On 3 September I was back at the Forest Lodge Hotel in Lyndhurst for my second talk to the town's Probus Club, this time about Patrick Campbell.
The nature of a speaker's presentations to the same organisation can vary. For example, the last time I spoke to this club was in December 2003 at their Christmas Dinner, a black tie event with members' wives and widows as guests. This time, it was a morning meeting with an all-male audience numbering around 40.
With repeat bookings, I always find it useful to remind them that they have heard me before, however long ago it might have been. For one thing, it stops audience members' minds wandering and wondering! It also reassures them that I am good enough to be re-booked!
But with this particular talk, there is another reason. After mentioning that I have spoken to them on a previous occasion about my own career as a radio comedy writer, I add that, after delivering that presentation, I am very often asked who my own favourite humorous writers are. I then reveal that at the top of this list is...the late Patrick Campbell. This gets the talk underway but also explains why I speak about this subject.

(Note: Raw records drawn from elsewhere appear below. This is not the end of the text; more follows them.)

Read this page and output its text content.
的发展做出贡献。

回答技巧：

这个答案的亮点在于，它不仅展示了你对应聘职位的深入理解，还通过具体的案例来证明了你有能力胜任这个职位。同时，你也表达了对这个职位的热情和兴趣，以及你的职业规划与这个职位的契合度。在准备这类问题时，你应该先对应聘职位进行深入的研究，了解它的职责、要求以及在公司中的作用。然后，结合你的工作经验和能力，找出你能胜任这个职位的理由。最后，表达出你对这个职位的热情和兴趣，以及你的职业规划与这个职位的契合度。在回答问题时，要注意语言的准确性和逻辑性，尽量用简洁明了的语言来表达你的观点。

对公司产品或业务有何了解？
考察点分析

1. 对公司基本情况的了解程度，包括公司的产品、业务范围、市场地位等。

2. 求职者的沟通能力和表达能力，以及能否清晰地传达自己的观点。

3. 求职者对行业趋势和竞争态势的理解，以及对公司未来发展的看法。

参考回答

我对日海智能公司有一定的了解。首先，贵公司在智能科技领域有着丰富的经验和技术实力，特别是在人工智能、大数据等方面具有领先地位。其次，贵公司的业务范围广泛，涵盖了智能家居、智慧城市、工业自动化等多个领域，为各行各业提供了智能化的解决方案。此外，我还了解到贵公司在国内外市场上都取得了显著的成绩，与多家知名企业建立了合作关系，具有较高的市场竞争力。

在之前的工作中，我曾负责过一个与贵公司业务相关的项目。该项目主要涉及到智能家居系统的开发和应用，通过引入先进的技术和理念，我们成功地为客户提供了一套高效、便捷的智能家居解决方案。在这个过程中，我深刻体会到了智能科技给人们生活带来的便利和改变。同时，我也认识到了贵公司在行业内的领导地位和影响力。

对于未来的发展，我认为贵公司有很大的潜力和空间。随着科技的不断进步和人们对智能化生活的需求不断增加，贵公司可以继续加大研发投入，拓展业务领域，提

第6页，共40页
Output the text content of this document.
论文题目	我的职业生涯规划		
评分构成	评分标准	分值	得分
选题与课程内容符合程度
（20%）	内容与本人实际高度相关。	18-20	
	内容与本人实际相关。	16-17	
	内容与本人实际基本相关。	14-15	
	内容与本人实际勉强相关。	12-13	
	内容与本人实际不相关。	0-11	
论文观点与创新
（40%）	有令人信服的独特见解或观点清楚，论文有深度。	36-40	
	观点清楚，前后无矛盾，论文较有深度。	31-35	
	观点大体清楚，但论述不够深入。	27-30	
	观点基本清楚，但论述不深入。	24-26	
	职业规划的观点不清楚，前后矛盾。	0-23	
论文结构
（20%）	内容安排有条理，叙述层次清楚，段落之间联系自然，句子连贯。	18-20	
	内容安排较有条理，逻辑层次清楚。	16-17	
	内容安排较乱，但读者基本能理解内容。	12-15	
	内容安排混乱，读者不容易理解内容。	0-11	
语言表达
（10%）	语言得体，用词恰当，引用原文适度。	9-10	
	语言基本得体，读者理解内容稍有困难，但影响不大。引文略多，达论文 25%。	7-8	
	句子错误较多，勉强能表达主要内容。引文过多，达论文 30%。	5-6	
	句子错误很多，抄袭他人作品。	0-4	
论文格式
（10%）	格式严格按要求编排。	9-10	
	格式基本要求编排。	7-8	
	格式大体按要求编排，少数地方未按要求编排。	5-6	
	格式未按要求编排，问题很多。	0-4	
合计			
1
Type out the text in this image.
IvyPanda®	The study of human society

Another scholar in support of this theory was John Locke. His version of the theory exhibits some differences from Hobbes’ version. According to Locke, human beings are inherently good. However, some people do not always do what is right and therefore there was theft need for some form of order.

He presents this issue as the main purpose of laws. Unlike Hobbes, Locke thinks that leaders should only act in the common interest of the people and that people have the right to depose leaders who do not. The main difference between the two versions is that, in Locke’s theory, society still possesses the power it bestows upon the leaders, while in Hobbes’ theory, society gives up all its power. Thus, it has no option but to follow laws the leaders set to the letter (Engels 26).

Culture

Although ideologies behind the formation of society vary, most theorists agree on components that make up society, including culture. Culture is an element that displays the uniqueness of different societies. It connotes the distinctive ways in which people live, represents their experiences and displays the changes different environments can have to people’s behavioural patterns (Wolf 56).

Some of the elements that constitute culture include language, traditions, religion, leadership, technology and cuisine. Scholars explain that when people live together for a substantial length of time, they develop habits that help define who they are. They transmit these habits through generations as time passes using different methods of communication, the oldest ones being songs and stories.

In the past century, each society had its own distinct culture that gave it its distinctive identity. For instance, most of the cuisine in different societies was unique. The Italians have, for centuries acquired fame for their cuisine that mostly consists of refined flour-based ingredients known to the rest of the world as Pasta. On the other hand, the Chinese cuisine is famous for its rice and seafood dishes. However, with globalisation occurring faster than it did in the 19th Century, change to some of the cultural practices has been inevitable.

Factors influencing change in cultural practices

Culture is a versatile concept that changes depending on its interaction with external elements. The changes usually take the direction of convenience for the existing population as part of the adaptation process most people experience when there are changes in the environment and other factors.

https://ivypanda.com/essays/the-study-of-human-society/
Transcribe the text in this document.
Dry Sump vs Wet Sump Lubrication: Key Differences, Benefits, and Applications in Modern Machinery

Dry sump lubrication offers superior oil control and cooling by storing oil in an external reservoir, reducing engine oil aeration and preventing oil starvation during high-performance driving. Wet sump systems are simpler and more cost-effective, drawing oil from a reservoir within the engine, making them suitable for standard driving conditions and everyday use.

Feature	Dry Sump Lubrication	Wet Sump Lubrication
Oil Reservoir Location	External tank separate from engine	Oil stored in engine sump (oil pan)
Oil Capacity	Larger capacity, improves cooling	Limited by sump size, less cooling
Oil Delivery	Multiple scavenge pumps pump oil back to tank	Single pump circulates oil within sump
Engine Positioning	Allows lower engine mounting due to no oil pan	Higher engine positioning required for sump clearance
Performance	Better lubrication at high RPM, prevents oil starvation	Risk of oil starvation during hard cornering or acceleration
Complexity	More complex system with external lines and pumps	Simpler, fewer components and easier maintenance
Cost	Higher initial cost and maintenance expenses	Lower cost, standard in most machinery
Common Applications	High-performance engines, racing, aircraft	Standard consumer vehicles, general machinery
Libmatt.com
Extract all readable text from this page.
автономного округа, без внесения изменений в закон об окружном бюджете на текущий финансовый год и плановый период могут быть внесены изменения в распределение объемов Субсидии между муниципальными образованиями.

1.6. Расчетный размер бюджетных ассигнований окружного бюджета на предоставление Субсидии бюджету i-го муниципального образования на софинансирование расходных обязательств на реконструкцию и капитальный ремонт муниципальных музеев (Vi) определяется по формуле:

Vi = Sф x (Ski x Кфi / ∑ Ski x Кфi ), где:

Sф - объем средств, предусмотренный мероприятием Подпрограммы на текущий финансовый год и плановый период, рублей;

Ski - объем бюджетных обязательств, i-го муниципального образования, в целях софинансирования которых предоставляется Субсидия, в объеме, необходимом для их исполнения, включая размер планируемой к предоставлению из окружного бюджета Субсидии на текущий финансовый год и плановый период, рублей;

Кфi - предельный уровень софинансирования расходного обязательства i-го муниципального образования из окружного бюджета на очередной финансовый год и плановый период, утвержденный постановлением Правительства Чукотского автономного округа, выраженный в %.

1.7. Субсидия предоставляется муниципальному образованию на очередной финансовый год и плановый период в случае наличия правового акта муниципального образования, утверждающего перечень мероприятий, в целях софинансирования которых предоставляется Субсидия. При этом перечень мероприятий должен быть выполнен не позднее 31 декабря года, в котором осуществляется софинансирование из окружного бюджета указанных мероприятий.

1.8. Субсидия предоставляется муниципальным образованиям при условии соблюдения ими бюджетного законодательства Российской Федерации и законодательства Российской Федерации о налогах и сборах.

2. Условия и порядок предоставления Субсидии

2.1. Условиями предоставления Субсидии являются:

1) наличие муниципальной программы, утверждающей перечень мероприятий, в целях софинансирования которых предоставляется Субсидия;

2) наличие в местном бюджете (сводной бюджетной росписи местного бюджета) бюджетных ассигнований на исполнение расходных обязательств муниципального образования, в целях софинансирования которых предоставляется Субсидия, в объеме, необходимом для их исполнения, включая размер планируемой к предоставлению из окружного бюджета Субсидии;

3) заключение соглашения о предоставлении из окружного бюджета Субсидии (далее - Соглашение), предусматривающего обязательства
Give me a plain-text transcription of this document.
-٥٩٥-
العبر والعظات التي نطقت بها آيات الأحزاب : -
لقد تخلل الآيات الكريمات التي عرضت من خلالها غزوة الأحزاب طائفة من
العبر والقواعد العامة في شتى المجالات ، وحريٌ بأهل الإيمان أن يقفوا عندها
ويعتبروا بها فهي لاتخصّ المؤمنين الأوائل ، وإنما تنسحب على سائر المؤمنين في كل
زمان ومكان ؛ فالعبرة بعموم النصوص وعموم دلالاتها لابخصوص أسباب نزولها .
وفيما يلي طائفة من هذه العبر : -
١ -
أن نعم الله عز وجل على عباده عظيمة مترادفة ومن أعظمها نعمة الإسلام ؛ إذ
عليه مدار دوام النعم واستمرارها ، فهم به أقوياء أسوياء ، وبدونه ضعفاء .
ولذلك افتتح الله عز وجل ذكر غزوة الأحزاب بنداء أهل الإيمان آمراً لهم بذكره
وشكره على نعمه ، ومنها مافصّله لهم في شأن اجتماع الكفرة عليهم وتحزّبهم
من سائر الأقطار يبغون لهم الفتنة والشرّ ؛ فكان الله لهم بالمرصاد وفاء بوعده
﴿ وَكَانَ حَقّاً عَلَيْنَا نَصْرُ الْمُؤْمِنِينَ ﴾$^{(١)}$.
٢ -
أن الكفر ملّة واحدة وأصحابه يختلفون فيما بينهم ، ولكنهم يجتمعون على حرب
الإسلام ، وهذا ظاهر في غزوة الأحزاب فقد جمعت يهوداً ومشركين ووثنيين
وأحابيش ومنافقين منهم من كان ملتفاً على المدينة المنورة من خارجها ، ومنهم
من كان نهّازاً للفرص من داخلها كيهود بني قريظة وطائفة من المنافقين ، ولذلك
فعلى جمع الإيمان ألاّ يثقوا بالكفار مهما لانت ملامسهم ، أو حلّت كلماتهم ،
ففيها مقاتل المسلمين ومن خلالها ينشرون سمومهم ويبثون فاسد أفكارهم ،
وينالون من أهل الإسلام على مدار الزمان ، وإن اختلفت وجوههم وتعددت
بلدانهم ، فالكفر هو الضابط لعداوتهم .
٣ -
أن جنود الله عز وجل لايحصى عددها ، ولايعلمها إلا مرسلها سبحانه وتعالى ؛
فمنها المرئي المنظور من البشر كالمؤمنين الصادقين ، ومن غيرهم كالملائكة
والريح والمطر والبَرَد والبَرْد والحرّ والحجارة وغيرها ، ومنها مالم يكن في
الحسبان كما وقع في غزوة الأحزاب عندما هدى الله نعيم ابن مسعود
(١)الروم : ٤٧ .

Public Speaking Tip #350: If you have spoken to an audience before then briefly point this out. It reminds them of your last presentation, demonstrates that you are considered worthy of hearing again and may even serve as an introduction to your latest topic.
After the talk and a good question and answer session, I enjoyed a very nice lunch at the hotel, during which I chatted with Mr Alan Mecken who is himself a speaker giving talks about restoring ships' figureheads.
My thanks to John Ledger for the coffee, the transport from Brockenhurst station and back and for this email:
Testimonial:"Many thanks for your very excellent talk last
week. Feedback was really good and I'm sure we will be in touch to see if we can
book you again. And thanks also for the help you gave with other speakers
names".
Happy New Year to readers of this blog. I still have a number of speaking engagements from late 2009 to tell you about, starting with a repeat booking for
The Probus Club of the New Forest
On 1 September I spoke for the second time to the Probus Club of the New Forest at Shorefield Country Park near Milford-on-Sea. This engagement had actually been scheduled for November but a few days earlier I had received a call from the speaker booked for their September meeting to ask if we could swap dates as he wasn't going to be able to make it due to personal circumstances. I agreed to this and so found myself delivering my talk on Groucho Marx two months earlier than anticipated.
As with my previous booking, their business meeting was very humorous but this time it was marred by problems with their microphone. As I was listening and preparing to be introduced, I was leafing through a collection of Groucho Marx's letters and came across one from his friend the great comic Fred Allen who wrote reminding Groucho of a joke about a man saying grace inaudibly. I realised that this gag about struggling to hear a speaker would be a fantastically appropriate one to start my talk with after those PA problems - and I was right! It got a huge laugh and the rest of the presentation went really well (needless to say, I didn't use that mic!)
The vote of thanks was particularly appreciative because I had helped them out at such short notice by switching dates.
Afterwards, I enjoyed lunch with the 50-or-so members present and, like before, the conversation was very interesting, with one gentleman telling me about a dinner he had been to where a famous TV satirical quiz team captain was the guest speaker and spent the duration of that meal finding out all that he could about the organisation and those present in order to finalise his 40 minutes of tailored content - all of it on cards with just the briefest of one-line notes!
My thanks to Rod Keene for help with transportation from New Milton station and back.
Here is an extract from the letter I received afterwards from David Banks, their Speaker Secretary:
"It does not seem like a week ago when you spoke to us about Groucho Marx et al but you know how much we enjoyed your talk and how grateful we are for swopping your date....Thanks again and again for all you did for us".
They're a super club and I was glad that I could help them and the other speaker out. There was just one problem, though. I normally try and take bookings in such a way that they are distributed throughout the year. Some months are very busy, others a bit quieter, but there are usually at least a couple of engagements each month but that booking had been the only one that I had scheduled for November and, as nothing else came in at short notice, I found myself, for the first time in nearly five years, with a calendar month with no speaking engagements at all (in fact, there have only ever been four months like that throughout the whole of my 14-year speaking career).
Public Speaking Tip #349:If you help out an organisation that has booked you by switching dates at their request then, as with speaking at very short notice, they will be most appreciative. You should, however, bear in mind that this may affect the balance of your diary of engagements.
But then maybe if I had spoken to them at the later date that rogue microphone wouldn't have been playing up and so I wouldn't have used that Fred Allen story to such great effect!